Beni per 10 milioni di euro sono stati sequestrati dalla Guardia di finanza a tre imprenditori operanti nel settore del commercio dei prodotti petroliferi e coinvolti nel processo “Andrea Doria”, nato dal filone reggino della maxi-inchiesta “Petrolmafie”.
Il provvedimento, disposto dalla sezione Misure di prevenzione del Tribunale su richiesta della Dda di Reggio Calabria, è stato eseguito dai finanzieri del Comando provinciale e dello Scico nei confronti dei fratelli Giovanni e Domenico Camastra, di Locri, rispettivamente di 60 e 53 anni, e di Antonio Casile, di 55 anni, di Reggio Calabria.
Il sequestro è stato eseguito in Calabria, in Piemonte, Lazio e a Monaco di Baviera.
Tutti e tre sono attualmente sotto processo. Nell’aprile 2021 erano stati, infatti, arrestati nel blitz disposto dal procuratore Giovanni Bombardieri e dall’aggiunto Giuseppe Lombardo che, in seguito agli accertamenti della guardia di finanza, riuscirono a svelare un articolato sistema di frode fiscale, realizzata nel settore del commercio di prodotti petroliferi, imperniata, secondo l’accusa, su fittizie triangolazioni societarie, finalizzate ad evadere l’Iva e le accise, nonché sull’impiego di false dichiarazioni di intento, istituto che consente di acquistare in regime di non imponibilità. L’associazione avrebbe anche gestito l’intera filiera della distribuzione del prodotto petrolifero dal deposito fiscale fino ai distributori stradali finali, interponendo una serie di operatori economici – imprese “cartiera” di commercio di carburante, depositi commerciali e brokers locali – con lo scopo di evadere le imposte in modo sistematico.

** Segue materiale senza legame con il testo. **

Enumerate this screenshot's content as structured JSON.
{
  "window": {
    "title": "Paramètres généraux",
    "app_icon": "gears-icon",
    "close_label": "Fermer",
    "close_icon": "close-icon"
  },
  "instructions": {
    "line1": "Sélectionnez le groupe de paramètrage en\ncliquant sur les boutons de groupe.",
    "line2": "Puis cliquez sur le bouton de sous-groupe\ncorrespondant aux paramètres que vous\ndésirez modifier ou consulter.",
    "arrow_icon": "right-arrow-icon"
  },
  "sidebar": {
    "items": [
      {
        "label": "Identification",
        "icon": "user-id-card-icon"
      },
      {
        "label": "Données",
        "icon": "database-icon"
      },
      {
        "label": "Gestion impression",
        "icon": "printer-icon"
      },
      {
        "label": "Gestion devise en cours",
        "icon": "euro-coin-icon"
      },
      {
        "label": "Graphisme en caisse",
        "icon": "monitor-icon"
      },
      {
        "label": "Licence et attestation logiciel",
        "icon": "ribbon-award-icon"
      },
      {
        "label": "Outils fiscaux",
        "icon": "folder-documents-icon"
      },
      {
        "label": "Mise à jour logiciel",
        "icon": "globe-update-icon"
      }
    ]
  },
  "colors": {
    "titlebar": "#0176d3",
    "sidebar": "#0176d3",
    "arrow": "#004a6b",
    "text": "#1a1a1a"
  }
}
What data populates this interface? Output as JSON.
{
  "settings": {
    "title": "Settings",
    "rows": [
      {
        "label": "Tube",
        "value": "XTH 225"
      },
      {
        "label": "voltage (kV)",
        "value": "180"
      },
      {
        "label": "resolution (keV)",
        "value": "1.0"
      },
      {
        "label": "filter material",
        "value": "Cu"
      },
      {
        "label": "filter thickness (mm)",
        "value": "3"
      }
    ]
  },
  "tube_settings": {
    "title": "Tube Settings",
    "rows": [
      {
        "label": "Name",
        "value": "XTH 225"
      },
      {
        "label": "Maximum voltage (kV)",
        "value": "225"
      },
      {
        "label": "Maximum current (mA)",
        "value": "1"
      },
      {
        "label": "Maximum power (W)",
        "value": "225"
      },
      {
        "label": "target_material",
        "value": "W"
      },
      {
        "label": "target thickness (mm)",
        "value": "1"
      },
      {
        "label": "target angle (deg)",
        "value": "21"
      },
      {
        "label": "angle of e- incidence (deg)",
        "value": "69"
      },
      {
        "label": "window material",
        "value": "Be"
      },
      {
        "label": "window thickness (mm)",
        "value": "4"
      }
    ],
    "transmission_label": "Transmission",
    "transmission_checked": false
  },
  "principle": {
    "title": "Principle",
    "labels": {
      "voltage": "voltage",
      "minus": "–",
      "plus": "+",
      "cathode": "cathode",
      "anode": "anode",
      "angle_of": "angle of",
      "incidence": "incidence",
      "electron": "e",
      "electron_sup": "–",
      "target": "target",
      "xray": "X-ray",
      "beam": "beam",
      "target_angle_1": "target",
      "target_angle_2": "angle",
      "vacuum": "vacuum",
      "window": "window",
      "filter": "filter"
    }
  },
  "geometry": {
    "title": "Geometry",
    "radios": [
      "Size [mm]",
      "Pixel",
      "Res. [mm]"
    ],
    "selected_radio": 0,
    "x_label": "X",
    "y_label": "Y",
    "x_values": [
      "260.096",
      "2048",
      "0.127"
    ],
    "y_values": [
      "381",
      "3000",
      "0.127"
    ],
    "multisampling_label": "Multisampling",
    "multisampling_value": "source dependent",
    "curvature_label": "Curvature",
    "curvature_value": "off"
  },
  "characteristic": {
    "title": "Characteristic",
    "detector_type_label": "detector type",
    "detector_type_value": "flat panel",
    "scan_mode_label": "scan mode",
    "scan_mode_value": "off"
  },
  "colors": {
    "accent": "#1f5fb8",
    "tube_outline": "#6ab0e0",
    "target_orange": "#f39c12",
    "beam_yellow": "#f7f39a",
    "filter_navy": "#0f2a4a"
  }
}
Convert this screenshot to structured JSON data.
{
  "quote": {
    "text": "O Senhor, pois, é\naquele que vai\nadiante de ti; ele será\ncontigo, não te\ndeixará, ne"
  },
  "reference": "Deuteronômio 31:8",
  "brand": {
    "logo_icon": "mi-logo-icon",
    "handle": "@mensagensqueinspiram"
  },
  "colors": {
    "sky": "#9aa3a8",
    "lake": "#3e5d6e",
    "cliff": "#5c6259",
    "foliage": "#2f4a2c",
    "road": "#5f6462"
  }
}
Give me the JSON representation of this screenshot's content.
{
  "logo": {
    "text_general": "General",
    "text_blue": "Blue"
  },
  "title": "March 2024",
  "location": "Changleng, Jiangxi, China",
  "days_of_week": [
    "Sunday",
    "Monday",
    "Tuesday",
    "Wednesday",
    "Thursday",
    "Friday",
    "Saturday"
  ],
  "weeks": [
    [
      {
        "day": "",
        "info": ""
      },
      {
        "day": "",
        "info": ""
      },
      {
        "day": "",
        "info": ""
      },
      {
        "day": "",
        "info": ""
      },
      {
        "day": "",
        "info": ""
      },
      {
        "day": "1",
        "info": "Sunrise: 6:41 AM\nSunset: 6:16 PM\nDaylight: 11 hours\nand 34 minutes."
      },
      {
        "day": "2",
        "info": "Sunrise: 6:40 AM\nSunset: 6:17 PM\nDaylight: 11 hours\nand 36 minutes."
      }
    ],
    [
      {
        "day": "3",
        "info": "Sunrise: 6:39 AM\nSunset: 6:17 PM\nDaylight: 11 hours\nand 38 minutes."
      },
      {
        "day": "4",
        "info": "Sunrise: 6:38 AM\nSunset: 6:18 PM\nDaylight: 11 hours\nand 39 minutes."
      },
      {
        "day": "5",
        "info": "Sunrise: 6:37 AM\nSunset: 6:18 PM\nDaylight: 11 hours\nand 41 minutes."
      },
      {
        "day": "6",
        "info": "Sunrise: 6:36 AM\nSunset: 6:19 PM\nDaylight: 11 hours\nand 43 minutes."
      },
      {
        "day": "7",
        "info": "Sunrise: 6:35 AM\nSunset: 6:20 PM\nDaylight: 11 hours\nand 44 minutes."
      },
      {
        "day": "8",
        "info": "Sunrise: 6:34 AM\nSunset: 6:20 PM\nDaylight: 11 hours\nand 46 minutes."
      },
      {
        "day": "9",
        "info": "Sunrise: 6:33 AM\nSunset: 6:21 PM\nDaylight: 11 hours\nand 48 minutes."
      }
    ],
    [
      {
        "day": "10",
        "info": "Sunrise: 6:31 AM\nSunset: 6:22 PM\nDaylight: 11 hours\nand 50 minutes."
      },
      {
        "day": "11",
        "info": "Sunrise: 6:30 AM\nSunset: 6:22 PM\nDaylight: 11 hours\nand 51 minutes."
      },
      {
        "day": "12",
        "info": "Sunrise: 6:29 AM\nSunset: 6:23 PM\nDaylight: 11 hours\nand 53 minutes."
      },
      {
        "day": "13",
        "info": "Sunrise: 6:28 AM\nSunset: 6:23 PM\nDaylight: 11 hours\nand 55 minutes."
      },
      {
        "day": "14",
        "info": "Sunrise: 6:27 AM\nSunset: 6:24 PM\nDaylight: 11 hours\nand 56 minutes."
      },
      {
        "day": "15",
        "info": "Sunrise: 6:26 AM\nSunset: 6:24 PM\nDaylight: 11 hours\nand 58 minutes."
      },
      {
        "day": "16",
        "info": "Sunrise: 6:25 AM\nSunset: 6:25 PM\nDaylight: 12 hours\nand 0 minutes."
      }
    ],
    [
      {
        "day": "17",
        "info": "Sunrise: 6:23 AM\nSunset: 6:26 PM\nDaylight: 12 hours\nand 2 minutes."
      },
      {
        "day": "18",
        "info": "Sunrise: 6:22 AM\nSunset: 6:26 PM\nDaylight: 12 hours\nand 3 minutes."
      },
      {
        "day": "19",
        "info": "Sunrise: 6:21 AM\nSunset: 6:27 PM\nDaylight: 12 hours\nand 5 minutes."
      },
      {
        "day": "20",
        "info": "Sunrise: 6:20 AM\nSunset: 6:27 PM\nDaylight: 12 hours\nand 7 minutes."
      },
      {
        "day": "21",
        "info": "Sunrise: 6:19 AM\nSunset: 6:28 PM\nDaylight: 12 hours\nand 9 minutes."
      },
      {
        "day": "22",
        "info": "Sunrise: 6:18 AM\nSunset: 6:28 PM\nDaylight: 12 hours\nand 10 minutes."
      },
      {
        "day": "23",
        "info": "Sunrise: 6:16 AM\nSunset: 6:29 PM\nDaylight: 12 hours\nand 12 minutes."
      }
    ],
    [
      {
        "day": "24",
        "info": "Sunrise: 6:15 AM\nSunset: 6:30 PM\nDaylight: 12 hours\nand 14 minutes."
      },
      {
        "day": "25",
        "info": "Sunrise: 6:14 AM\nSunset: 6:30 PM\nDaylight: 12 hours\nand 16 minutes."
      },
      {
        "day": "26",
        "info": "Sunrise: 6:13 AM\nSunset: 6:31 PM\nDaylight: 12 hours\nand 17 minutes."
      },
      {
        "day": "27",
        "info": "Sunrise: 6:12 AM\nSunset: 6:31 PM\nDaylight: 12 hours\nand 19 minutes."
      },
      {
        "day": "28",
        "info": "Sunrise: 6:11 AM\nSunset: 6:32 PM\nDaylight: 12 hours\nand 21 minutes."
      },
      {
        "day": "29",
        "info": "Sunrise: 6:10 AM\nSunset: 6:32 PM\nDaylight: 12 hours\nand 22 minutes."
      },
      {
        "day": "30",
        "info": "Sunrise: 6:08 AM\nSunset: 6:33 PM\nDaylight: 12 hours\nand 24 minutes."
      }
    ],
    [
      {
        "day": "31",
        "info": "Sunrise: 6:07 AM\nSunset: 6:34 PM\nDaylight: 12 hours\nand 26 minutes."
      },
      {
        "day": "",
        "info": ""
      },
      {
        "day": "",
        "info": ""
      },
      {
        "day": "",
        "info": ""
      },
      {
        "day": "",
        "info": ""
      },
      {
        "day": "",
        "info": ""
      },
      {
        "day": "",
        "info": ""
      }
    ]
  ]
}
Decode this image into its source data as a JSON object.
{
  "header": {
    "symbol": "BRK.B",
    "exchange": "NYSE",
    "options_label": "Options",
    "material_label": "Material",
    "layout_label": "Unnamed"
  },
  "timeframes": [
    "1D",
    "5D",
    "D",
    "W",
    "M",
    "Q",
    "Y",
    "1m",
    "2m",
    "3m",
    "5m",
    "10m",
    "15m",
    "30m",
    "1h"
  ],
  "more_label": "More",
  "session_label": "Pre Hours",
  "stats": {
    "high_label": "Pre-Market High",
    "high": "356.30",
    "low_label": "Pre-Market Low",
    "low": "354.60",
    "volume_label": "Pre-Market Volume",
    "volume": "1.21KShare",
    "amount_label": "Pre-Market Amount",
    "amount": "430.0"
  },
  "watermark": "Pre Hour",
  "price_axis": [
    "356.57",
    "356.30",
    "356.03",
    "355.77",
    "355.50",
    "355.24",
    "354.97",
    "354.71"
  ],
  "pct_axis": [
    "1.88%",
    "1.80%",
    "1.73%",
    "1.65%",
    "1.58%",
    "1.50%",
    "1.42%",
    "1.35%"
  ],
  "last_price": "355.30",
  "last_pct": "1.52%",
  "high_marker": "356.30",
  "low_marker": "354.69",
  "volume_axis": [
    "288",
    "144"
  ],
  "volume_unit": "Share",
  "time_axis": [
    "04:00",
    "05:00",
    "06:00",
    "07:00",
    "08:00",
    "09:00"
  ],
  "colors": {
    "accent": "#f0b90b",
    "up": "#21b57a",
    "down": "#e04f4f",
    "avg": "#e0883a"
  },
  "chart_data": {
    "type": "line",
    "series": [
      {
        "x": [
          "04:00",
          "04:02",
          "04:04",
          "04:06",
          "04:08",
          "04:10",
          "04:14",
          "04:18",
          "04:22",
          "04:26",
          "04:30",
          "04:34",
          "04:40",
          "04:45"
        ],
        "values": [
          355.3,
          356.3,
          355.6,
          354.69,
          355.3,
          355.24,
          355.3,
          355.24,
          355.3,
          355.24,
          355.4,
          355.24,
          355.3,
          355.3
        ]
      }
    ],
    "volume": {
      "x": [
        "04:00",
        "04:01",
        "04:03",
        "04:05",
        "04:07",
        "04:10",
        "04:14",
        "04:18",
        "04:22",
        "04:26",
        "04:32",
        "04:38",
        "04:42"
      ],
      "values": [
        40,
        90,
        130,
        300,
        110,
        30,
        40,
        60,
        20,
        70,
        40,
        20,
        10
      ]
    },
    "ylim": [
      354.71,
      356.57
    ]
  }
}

Le società “cartiere” sostenevano fraudolentemente, secondo l’accusa, di possedere tutti i requisiti per beneficiare delle agevolazioni previste dalla normativa, acquistando il prodotto petrolifero senza applicare l’Iva. Il prodotto, grazie a meri passaggi “cartolari” tra le società coinvolte, veniva poi ceduto a prezzi concorrenziali ad individuati clienti, ai danni degli imprenditori onesti.
Infine, il sistema di ripulitura degli incassi sarebbe avvenuto anche tramite famiglie di ‘ndrangheta portatrici di interessi nel settore della distribuzione dei prodotti petroliferi.